On the other hand, the backbone of the Democratic Party in Nevada has long been the Culinary Workers Union and Service Employees International Union, whose work force is mostly in roles that do not require college degrees.
Mr. Ryan’s opposition was an open appeal to the three-quarters of Ohioans without college degrees who might feel left out by a policy that could cost the government hundreds of billions of dollars in lost loan repayment.
It was also a response to his Republican opponent, J.D. Vance, who went on Fox News to declare, “If you want to give student debt relief, you should penalize the people who have benefited from this very corrupt system, not ask plumbers in Ohio to subsidize the life decisions of college-educated young people, primarily young people who are going to make a lot of money over the course of their lifetime anyway.”
Izzi Levy, a Ryan campaign spokesman, said the candidate’s position was “not just being contrarian.”

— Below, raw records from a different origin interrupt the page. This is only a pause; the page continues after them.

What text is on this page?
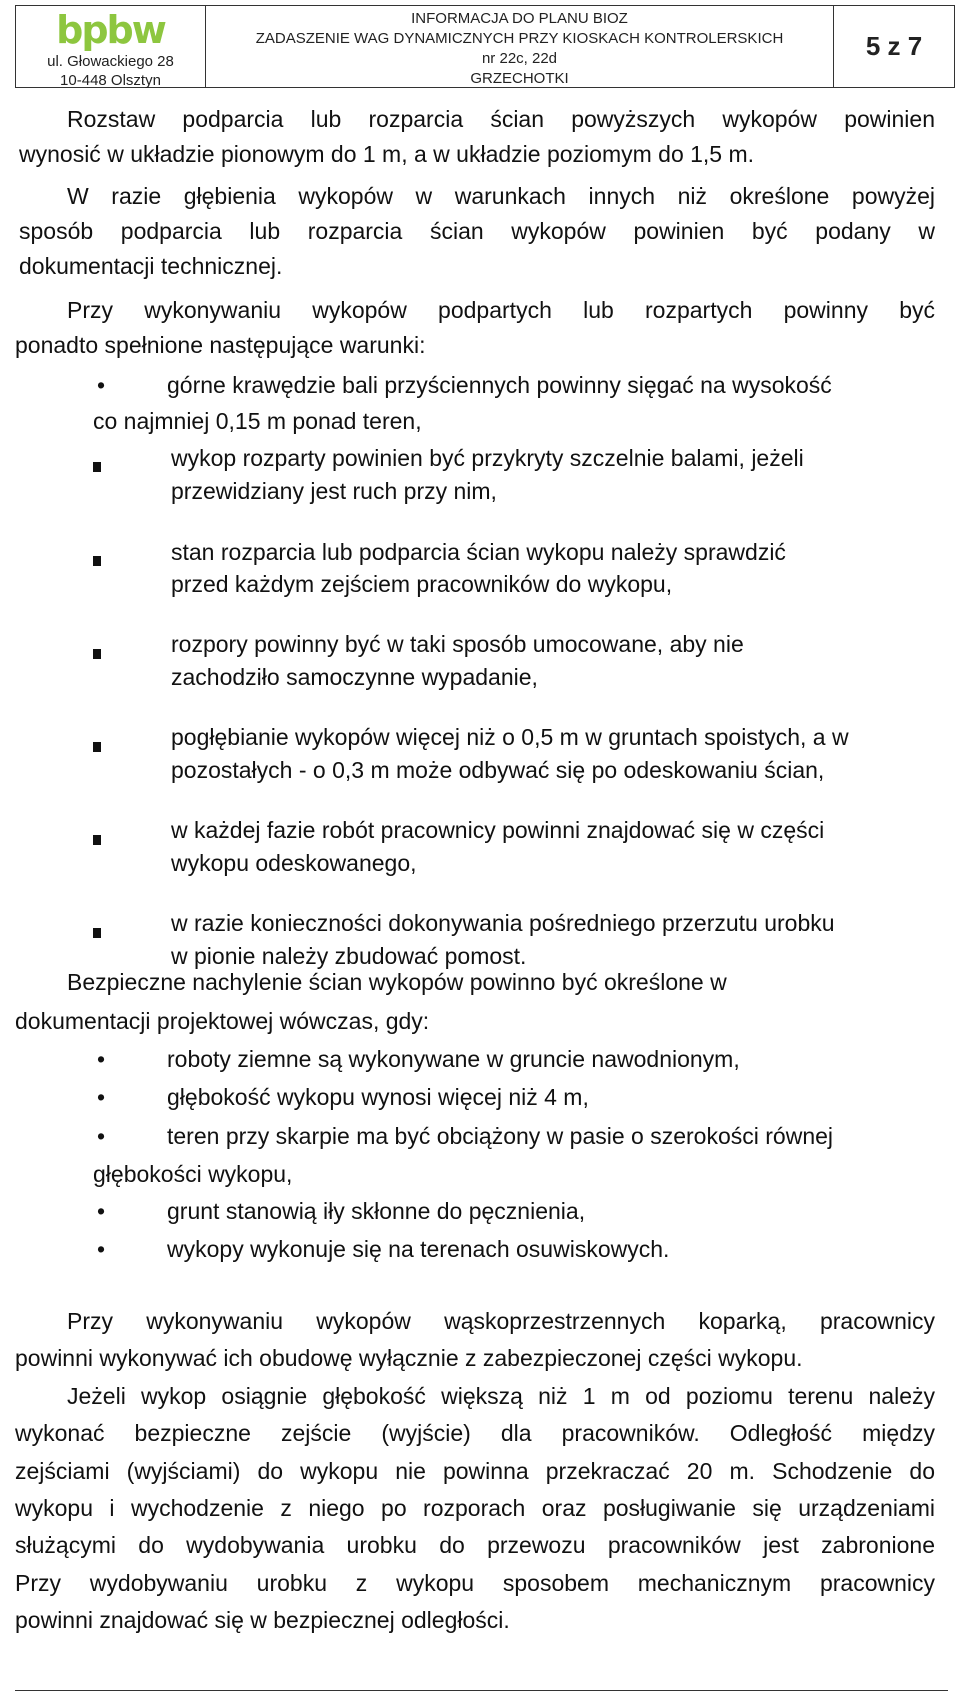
bpbw
ul. Głowackiego 28
10-448 Olsztyn
INFORMACJA DO PLANU BIOZ
ZADASZENIE WAG DYNAMICZNYCH PRZY KIOSKACH KONTROLERSKICH
nr 22c, 22d
GRZECHOTKI
5 z 7
Rozstaw podparcia lub rozparcia ścian powyższych wykopów powinien
wynosić w układzie pionowym do 1 m, a w układzie poziomym do 1,5 m.
W razie głębienia wykopów w warunkach innych niż określone powyżej
sposób podparcia lub rozparcia ścian wykopów powinien być podany w
dokumentacji technicznej.
Przy wykonywaniu wykopów podpartych lub rozpartych powinny być
ponadto spełnione następujące warunki:
•	górne krawędzie bali przyściennych powinny sięgać na wysokość
co najmniej 0,15 m ponad teren,
wykop rozparty powinien być przykryty szczelnie balami, jeżeli
przewidziany jest ruch przy nim,
stan rozparcia lub podparcia ścian wykopu należy sprawdzić
przed każdym zejściem pracowników do wykopu,
rozpory powinny być w taki sposób umocowane, aby nie
zachodziło samoczynne wypadanie,
pogłębianie wykopów więcej niż o 0,5 m w gruntach spoistych, a w
pozostałych - o 0,3 m może odbywać się po odeskowaniu ścian,
w każdej fazie robót pracownicy powinni znajdować się w części
wykopu odeskowanego,
w razie konieczności dokonywania pośredniego przerzutu urobku
w pionie należy zbudować pomost.
Bezpieczne nachylenie ścian wykopów powinno być określone w
dokumentacji projektowej wówczas, gdy:
•	roboty ziemne są wykonywane w gruncie nawodnionym,
•	głębokość wykopu wynosi więcej niż 4 m,
•	teren przy skarpie ma być obciążony w pasie o szerokości równej
głębokości wykopu,
•	grunt stanowią iły skłonne do pęcznienia,
•	wykopy wykonuje się na terenach osuwiskowych.
Przy wykonywaniu wykopów wąskoprzestrzennych koparką, pracownicy
powinni wykonywać ich obudowę wyłącznie z zabezpieczonej części wykopu.
Jeżeli wykop osiągnie głębokość większą niż 1 m od poziomu terenu należy
wykonać bezpieczne zejście (wyjście) dla pracowników. Odległość między
zejściami (wyjściami) do wykopu nie powinna przekraczać 20 m. Schodzenie do
wykopu i wychodzenie z niego po rozporach oraz posługiwanie się urządzeniami
służącymi do wydobywania urobku do przewozu pracowników jest zabronione
Przy wydobywaniu urobku z wykopu sposobem mechanicznym pracownicy
powinni znajdować się w bezpiecznej odległości.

But other candidates in difficult races did not feel compelled to issue such criticism. Mr. Warnock claimed credit for “pushing the Biden administration since my swearing in” to make the move, which he said was only a “first step.”
“This announcement will help many Georgians, some of whom have been struggling with debt for decades, get their financial footing, and it will help keep our economy strong and growing,” he said in a statement.
Mr. Kelly in Arizona saw the president’s order not Mr. Warnock’s “first step” but as a sign of moderation. And he came to the opposite conclusion of Mr. Ryan, saying the Biden order was “more targeted than past proposals to cancel all student debt” and was “directed at those who need it most, including relief for those who attended a community college.”
Republicans saw no such divisions. They all castigated the president’s announcement. Senator Marco Rubio, a Republican running for re-election in Florida against Representative Val B. Demings, promoted, as an alternative, legislation he has introduced to eliminate interest on federal student loans.
“Forgiving student loan debt isn’t free,” he said in a statement. “It means the 85 percent of Americans with no undergraduate debt from college will be carrying the burden for those that do. That is not a relief, it is an unfair burden to place on working families.”